February 18, 2010 / 2:29 PM / 9 years ago

Pakistan says Taliban arrest not due to U.S. pressure

BRUSSELS (Reuters) - Pakistan’s arrest of an Afghan Taliban commander was not done under pressure from its U.S. ally and shows the sincerity of its fight against terrorism, the foreign minister said on Thursday.

“We have done it because it is in our interests to do so,” Pakistani Foreign Minister Shah Mehmood Qureshi told Reuters on the sidelines of a security conference in Belgium.

“If you think that Pakistan is deploying over 100,000 troops on the western border under pressure, if you think we are conducting military operations in Pakistan under pressure, that’s the wrong impression,” he said at the EastWest Institute.

Despite its denials, Pakistan has long turned a blind eye to Afghan Taliban members on its soil as leverage over Afghanistan where it has curried favor with successive governments as a strategic counterbalance to regional rival India.

“We do not want to see the Talibanisation of Pakistan,” he said. “This is service in a common cause.”

His comments were the first by a senior Pakistani official about the arrest of Mullah Abdul Ghani Baradar, beyond terse statements confirming the event.

Baradar, the most senior Taliban commander ever arrested in Pakistan, was picked up in the southern city of Karachi this month in a raid by Pakistani and U.S. agents.

He was captured as U.S. forces spearheaded one of NATO’s biggest offensives against the Taliban in Afghanistan.

Qureshi dismissed a suggestion that the detention showed it had more clout and contacts with militant groups operating on Pakistani soil than it publicly maintains.

“It (the arrest) is a reflection of Pakistan’s seriousness in dealing with terrorism and terrorists,” Qureshi said.

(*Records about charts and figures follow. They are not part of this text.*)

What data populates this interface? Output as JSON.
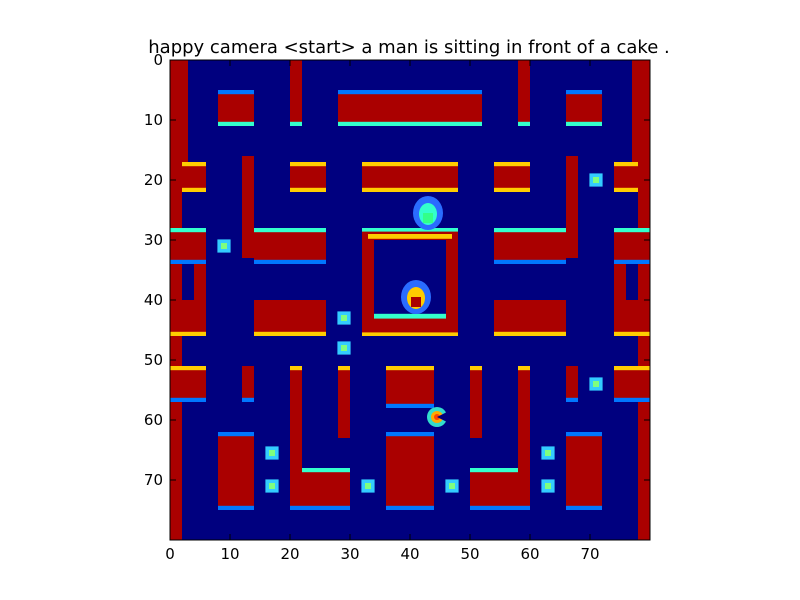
{
  "title": "happy camera <start> a man is sitting in front of a cake .",
  "colors": {
    "background": "#00007f",
    "wall": "#aa0000",
    "wall_edge_light": "#ffcc00",
    "wall_edge_cyan": "#33ffcc",
    "wall_edge_blue": "#0077ff",
    "pellet_outer": "#33ccff",
    "pellet_inner": "#7fff7f"
  },
  "axes": {
    "x_ticks": [
      "0",
      "10",
      "20",
      "30",
      "40",
      "50",
      "60",
      "70"
    ],
    "y_ticks": [
      "0",
      "10",
      "20",
      "30",
      "40",
      "50",
      "60",
      "70"
    ],
    "xlim": [
      0,
      80
    ],
    "ylim": [
      80,
      0
    ]
  },
  "sprites": [
    {
      "name": "ghost-top",
      "x": 43,
      "y": 25.5
    },
    {
      "name": "ghost-house",
      "x": 41,
      "y": 39.5
    },
    {
      "name": "pacman",
      "x": 44.5,
      "y": 59.5
    }
  ],
  "pellets": [
    [
      9,
      31
    ],
    [
      29,
      43
    ],
    [
      29,
      48
    ],
    [
      71,
      20
    ],
    [
      71,
      54
    ],
    [
      17,
      65.5
    ],
    [
      63,
      65.5
    ],
    [
      17,
      71
    ],
    [
      33,
      71
    ],
    [
      47,
      71
    ],
    [
      63,
      71
    ]
  ]
}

“The world should have been appreciative that a person known to be involved in activities in Afghanistan where there are soldiers from NATO and ISAF was arrested. This is positive.”

The United States and its Western allies have trusted Pakistani intelligence to help combat al Qaeda, but there have long been suspicions that it has taken a permissive line over the Afghan Taliban, allowing the militants freedom to attack Afghanistan over the border.

The United States has said the Taliban leadership council has been operating in Pakistan for years.

Qureshi dismissed the notion that Baradar’s arrest showed that Pakistan could, if it chose, move more forcefully against Pakistani militant groups that see Indian as their main enemy.

He also denied that it was a ploy to ease U.S. pressure on Islamabad for increased help in stabilizing Afghanistan.

Some analysts said the Pakistani security establishment realized it must demonstrate cooperation with the United States to stake its claim to a role in any Afghan peace process.

“Can’t the skeptics see the price we have paid for terrorism? The lives lost? The huge economic cost?,” he said. “You can always say the glass is half empty or half full but we feel public opinion has moved against extremism convincingly.”

“We have lost more than anyone else in this fight.”